Но кто жъ вошелъ въ тотъ маленькій совѣтъ,
Чья цѣль — спасти отъ смуты цѣлый свѣтъ?
Кто это имя снова произнесъ,
Что, искупая горечь рабскихъ слезъ,
Звучало тамъ, гдѣ голосъ вѣчевой
Провозглашалъ свободнымъ родъ людской?
Кто нынѣ призванъ въ судьи дѣлъ чужихъ?
Святой Союзъ, замкнувшій все — въ троихъ!
Подобной троицѣ чуждъ небесный ликъ,
Какъ человѣкъ мартышкѣ не — двойникъ!
Единство, въ коемъ долженъ быть сложенъ
Изъ трехъ глупцовъ одинъ Наполеонъ!
Въ Египтѣ боги лучше: ихъ быки,
Ихъ псы, всегда разумны и кротки,
На псарняхъ, въ стойлахъ, знаютъ уголъ свой,
Гдѣ ждетъ ихъ пойло, должный кормъ дневной;
Тогда какъ нашимъ мало кормъ жевать —
Имъ нужно право тявкать и бодать;
Увы! Стократъ завиднѣй жребій данъ
Эзоповымъ лягушкамъ!.. Ихъ чурбанъ
Недвиженъ былъ, у нашихъ онъ — живой,
Вѣнчанный грузъ, злорадно-подвижной,
Кому въ слѣпыхъ движеньяхъ власть дана
Давить тупымъ ударомъ племена,
Столь щедро сѣя бѣдствія и гнетъ,
Чтобъ аистъ смуты мало зналъ хлопотъ.
IX.
Верона! Блескъ трехъ царственныхъ свѣтилъ
Тебя тройнымъ сіяньемъ осѣнилъ!
Какая честь! Тебѣ въ такихъ лучахъ
Прахъ Капулетти — просто жалкій прахъ;
Скалиджери — на нихъ ли нынѣ спросъ! —
Что можетъ значить твой "Великій Песъ*, —
«Can Grande» (смѣю дать и переводъ), —
Предъ моськами столь царственныхъ породъ?

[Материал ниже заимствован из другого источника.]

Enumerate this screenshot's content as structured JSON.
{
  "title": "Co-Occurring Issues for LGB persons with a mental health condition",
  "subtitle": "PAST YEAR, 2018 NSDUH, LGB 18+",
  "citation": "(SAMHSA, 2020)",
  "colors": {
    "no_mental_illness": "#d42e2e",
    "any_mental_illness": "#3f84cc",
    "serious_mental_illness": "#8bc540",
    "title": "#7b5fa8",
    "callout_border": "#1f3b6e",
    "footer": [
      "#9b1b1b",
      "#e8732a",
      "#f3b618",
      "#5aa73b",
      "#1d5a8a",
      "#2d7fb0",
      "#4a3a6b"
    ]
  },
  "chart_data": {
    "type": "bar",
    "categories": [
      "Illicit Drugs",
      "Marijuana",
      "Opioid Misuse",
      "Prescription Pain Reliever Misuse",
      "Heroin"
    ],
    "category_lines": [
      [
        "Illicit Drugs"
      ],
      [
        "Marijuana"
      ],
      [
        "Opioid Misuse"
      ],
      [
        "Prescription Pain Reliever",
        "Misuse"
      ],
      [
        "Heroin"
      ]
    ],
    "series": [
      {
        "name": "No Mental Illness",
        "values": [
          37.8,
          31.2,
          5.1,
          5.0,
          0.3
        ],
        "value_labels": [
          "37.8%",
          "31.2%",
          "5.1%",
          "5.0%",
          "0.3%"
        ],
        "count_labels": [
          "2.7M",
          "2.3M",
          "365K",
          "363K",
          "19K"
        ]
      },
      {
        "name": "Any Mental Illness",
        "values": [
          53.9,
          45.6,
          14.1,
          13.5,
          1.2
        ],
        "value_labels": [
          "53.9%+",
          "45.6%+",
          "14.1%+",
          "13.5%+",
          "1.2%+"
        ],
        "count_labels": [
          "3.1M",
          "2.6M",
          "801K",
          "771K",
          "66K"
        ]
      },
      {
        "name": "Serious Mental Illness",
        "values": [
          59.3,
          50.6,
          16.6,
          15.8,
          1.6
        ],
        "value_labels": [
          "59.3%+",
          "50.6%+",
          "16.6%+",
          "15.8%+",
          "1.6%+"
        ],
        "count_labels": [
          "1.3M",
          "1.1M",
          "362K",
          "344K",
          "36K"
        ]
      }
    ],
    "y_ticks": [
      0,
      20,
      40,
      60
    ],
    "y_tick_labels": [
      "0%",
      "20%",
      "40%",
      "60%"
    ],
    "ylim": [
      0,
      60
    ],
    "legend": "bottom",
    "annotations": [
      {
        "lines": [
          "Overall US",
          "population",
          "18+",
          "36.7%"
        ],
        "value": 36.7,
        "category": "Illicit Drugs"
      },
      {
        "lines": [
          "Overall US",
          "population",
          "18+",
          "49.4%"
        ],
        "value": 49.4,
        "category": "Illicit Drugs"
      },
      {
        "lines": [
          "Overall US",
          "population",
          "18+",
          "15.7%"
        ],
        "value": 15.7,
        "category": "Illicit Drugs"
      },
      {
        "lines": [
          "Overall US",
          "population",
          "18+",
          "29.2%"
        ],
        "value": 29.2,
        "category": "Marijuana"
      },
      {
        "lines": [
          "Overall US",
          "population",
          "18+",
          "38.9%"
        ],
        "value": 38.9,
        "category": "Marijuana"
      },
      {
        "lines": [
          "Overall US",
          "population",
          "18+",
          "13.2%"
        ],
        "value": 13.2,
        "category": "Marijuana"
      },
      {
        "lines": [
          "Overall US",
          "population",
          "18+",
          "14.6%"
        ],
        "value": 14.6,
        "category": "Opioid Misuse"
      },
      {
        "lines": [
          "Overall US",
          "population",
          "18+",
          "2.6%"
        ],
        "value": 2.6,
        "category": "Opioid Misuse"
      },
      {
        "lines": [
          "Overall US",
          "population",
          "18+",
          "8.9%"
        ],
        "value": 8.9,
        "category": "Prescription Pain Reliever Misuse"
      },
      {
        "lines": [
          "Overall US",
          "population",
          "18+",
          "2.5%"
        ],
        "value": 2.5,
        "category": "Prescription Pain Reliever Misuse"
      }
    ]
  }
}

И твой Катуллъ, чьи лавры, чей вѣнецъ
Теперь воздѣлъ, увы, иной пѣвецъ;
И твой театръ, гдѣ Римъ рукоплескалъ;
Безсмертье стѣнъ, гдѣ кровъ себѣ снискалъ
Изгнанникъ Данте, добрый старецъ твой,
Что весь свой міръ замкнулъ въ тебѣ одной.
Ахъ, еслибъ ты въ глухой тюрьмѣ своей
Могла замкнуть и царственныхъ гостей!
Поярче надпись! Громче рабскій крикъ!
Пусть знаетъ Гнетъ, что міръ подъ нимъ поникъ!
Театръ открытъ! Спѣшите! По мѣстамъ!
Но, помните, комедія — не тамъ;
Избытокъ лентъ, и звѣздъ, и важныхъ лицъ…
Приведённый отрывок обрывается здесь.